Saturday 11 January 2020

Visiting Indonesia and the zoo

Monday 6 Jan 2020

Grandad John with eye belt
Ann was forced to spend a few days in bed, feeling too ill to dress or travel, but the chance of a trip to Indonesia was too great to ignore. Indonesia is an island nation of 17,500 islands strung out over 5,000 km, with 6,000 inhabited. Great Britain in contrast has 4400 islands of over 0.5 acres, of which only 210 are inhabited. From the harbour, ferries ply the seas regularly enough not to be concerned with booking, so we could turn up to buy return tickets to Batam, the most northerly island of the group.

Singapore uses thumb prints to enter and exit the country. Edwin put his thumb on the glass and sailed through, but mine was not recognised. They tried several times and on different machines, but I was marched off by armed border police to a private side room to be sat down at a much grander machine which eventually agreed I was me.

The boat trip was amazing, shearing through blue seas under a bright sun sky on a fast hydrofoil, spraying high sheets of water to either side. Formalities on Indonesia were slight, and we were soon in another country, where poverty, dirt and non-existent pavements contrasted starkly with Singapore.

We entered a huge modern shopping mall designed to entice rich Singaporeans to buy cheaply, and Edwin bought new Nike running shoes and a singlet to further his ambition to be more energetic in the New Year. Meanwhile, I saw an old fashioned looking barber's shop, advertising: "Premium Haircut. Haircut, Wash, Tonic, Hot & Cold Towel, Head & Face Massage, Masker Aloevera Vitamen, Eye Belt, Line up beard, Shoulder Massage." There was no queue, and they warned me it would take nearly an hour for the premium haircut, but I went for it. I may not have looked much better, but I certainly felt it. The whole experience cost just £6. Labour is also clearly cheap in this country.

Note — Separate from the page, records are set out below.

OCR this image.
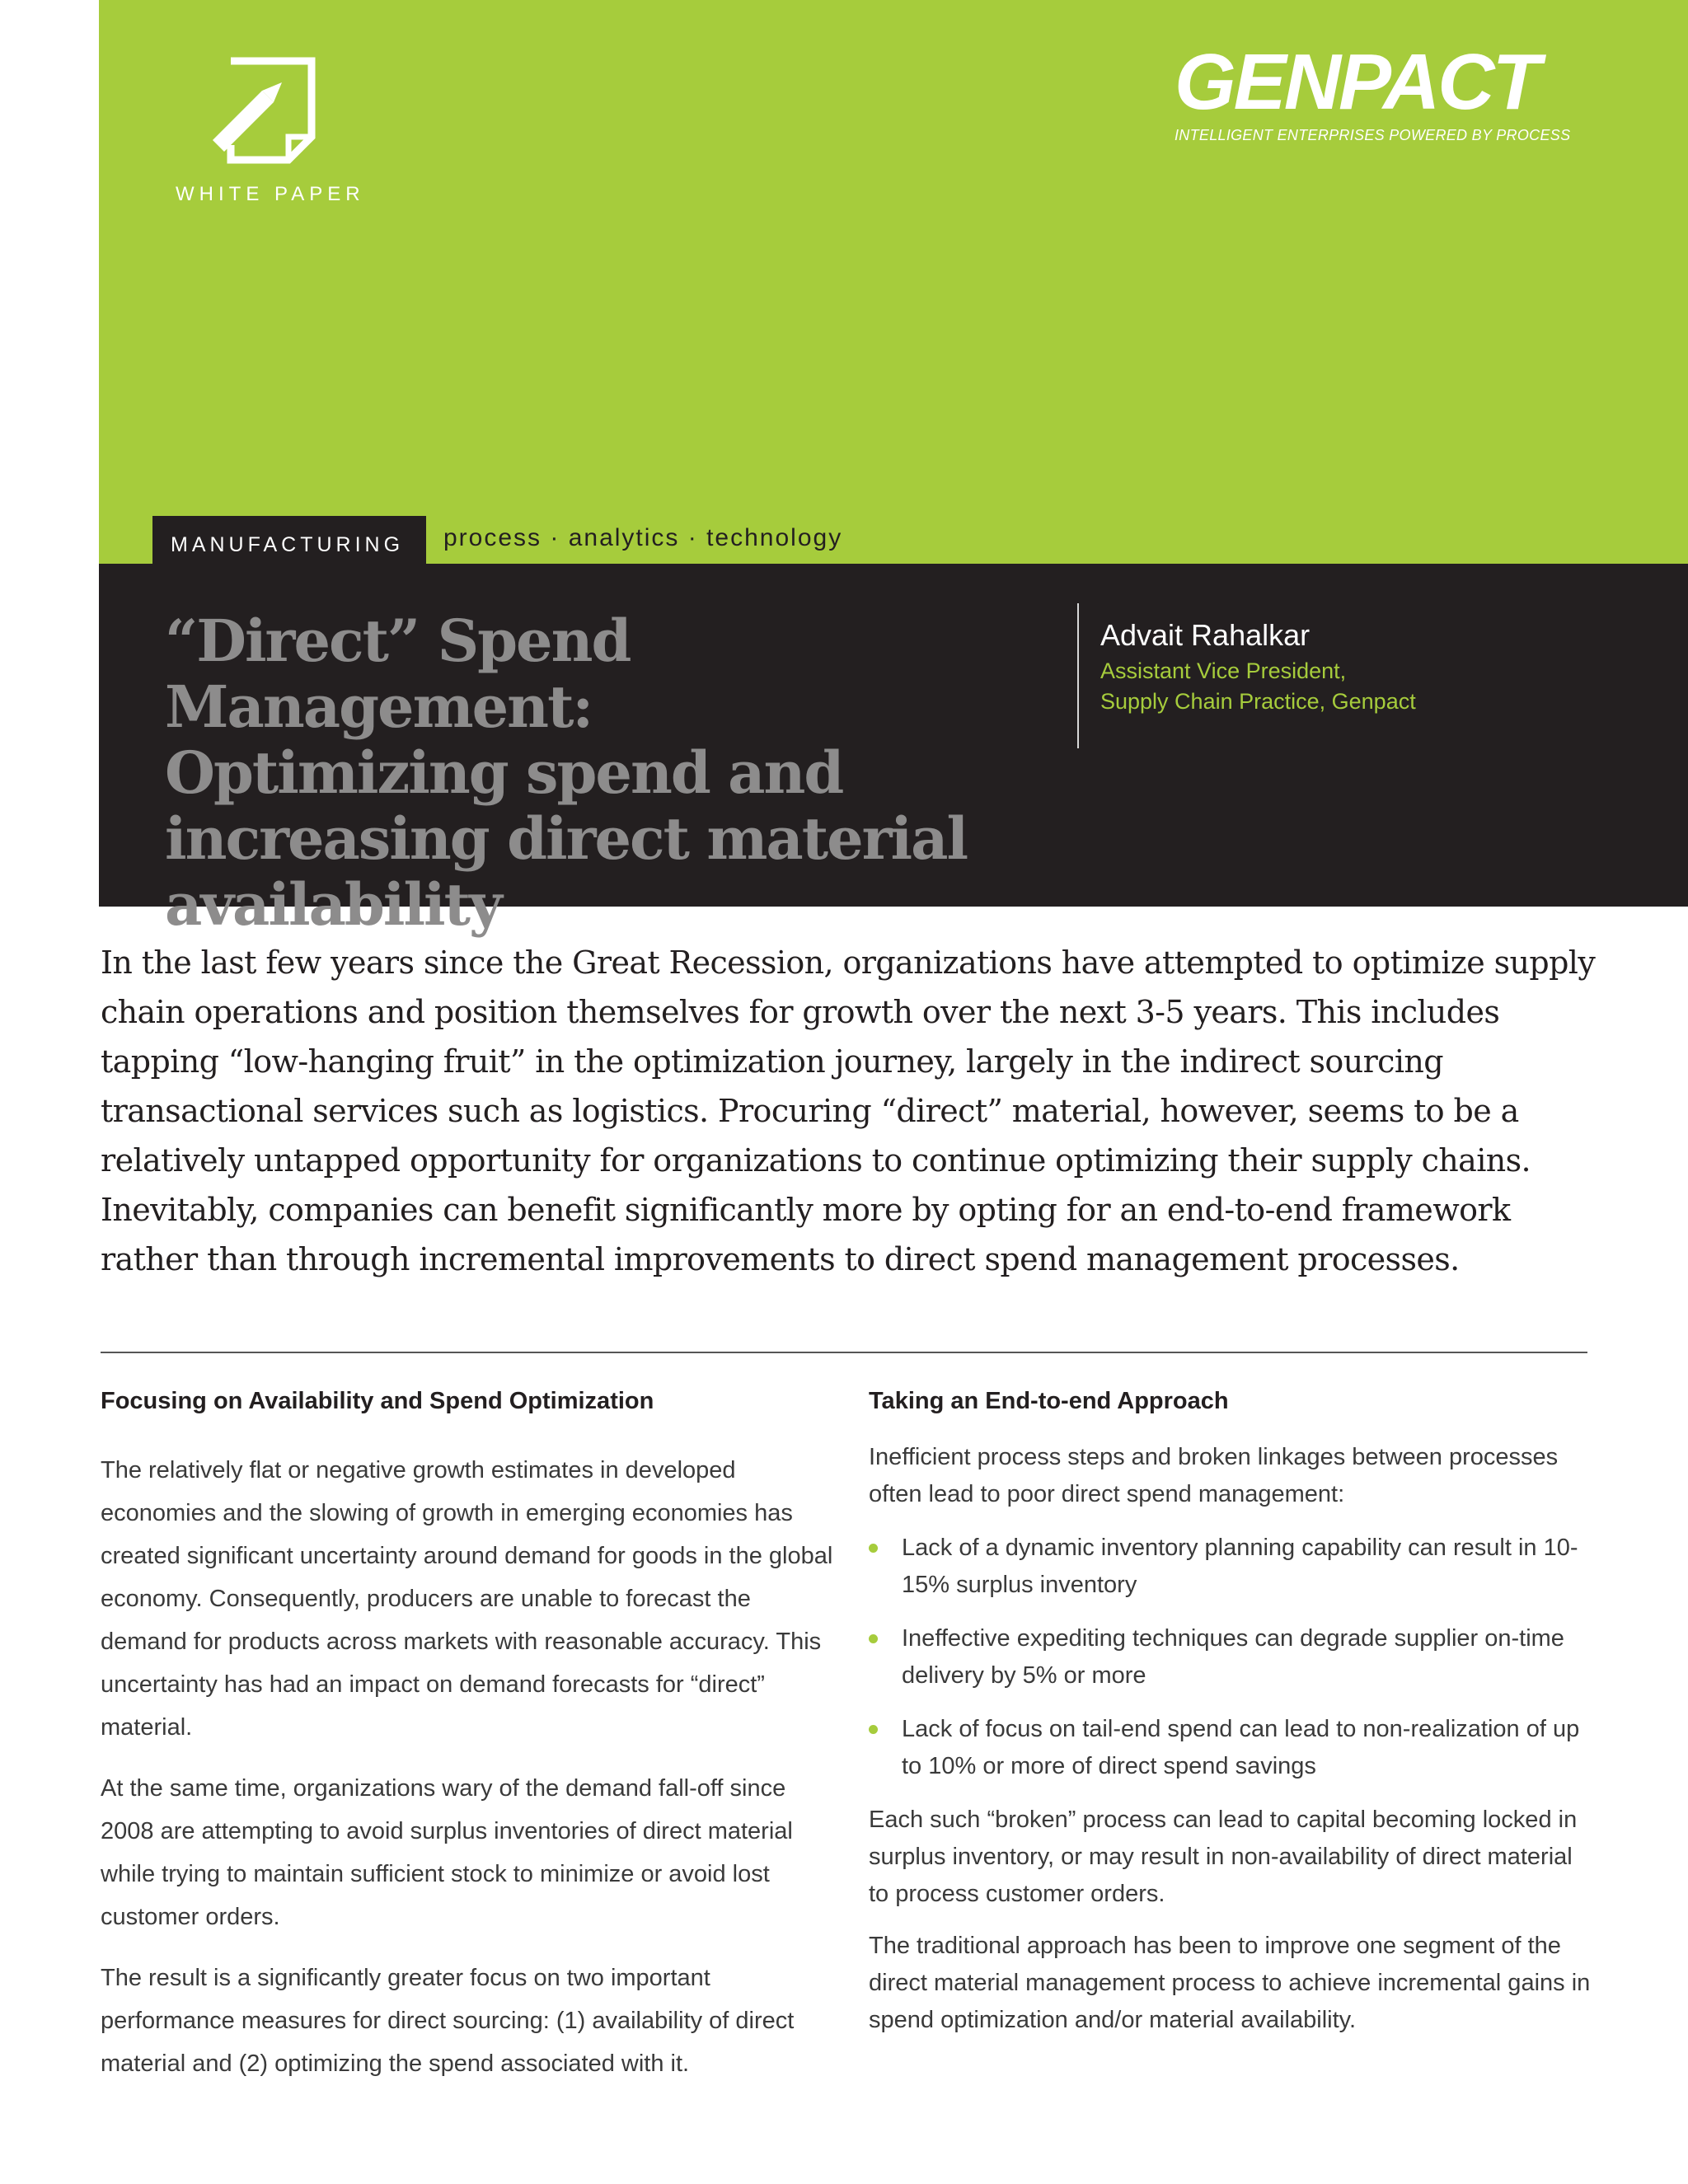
WHITE PAPER
GENPACT
INTELLIGENT ENTERPRISES POWERED BY PROCESS
MANUFACTURING process · analytics · technology
“Direct” Spend Management:
Optimizing spend and
increasing direct material
availability
Advait Rahalkar
Assistant Vice President,
Supply Chain Practice, Genpact

In the last few years since the Great Recession, organizations have attempted to optimize supply chain operations and position themselves for growth over the next 3-5 years. This includes tapping “low-hanging fruit” in the optimization journey, largely in the indirect sourcing transactional services such as logistics. Procuring “direct” material, however, seems to be a relatively untapped opportunity for organizations to continue optimizing their supply chains. Inevitably, companies can benefit significantly more by opting for an end-to-end framework rather than through incremental improvements to direct spend management processes.

Focusing on Availability and Spend Optimization

The relatively flat or negative growth estimates in developed economies and the slowing of growth in emerging economies has created significant uncertainty around demand for goods in the global economy. Consequently, producers are unable to forecast the demand for products across markets with reasonable accuracy. This uncertainty has had an impact on demand forecasts for “direct” material.

At the same time, organizations wary of the demand fall-off since 2008 are attempting to avoid surplus inventories of direct material while trying to maintain sufficient stock to minimize or avoid lost customer orders.

The result is a significantly greater focus on two important performance measures for direct sourcing: (1) availability of direct material and (2) optimizing the spend associated with it.

Taking an End-to-end Approach

Inefficient process steps and broken linkages between processes often lead to poor direct spend management:

Lack of a dynamic inventory planning capability can result in 10-15% surplus inventory
Ineffective expediting techniques can degrade supplier on-time delivery by 5% or more
Lack of focus on tail-end spend can lead to non-realization of up to 10% or more of direct spend savings

Each such “broken” process can lead to capital becoming locked in surplus inventory, or may result in non-availability of direct material to process customer orders.

The traditional approach has been to improve one segment of the direct material management process to achieve incremental gains in spend optimization and/or material availability.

The panda enjoys her bamboo
On Tuesday, we saw the zoo. I am not usually a fan of zoos, although I appreciate they do good conservation work, but the zoo here is outside all my experience. It is a vast site reclaimed from the original tropical rain forest, a considerable area of which has been retained. Dense, impenetrable and mysterious, it offers a glimpse of how once the whole island was forested, as once was much of Europe. The loss is symptomatic of the destruction wrought by an ever increasing and demanding world population, with what is happening in Brazil (deliberate) and Australia (indirectly man-made). No end is in sight, but surely nature will fight back; this unsustainable population growth will be decimated by our own destruction, and one day, the forests and oceans of the world will recover without us to see it. After mass destruction, new species will arise, perhaps in millennia, as they always have.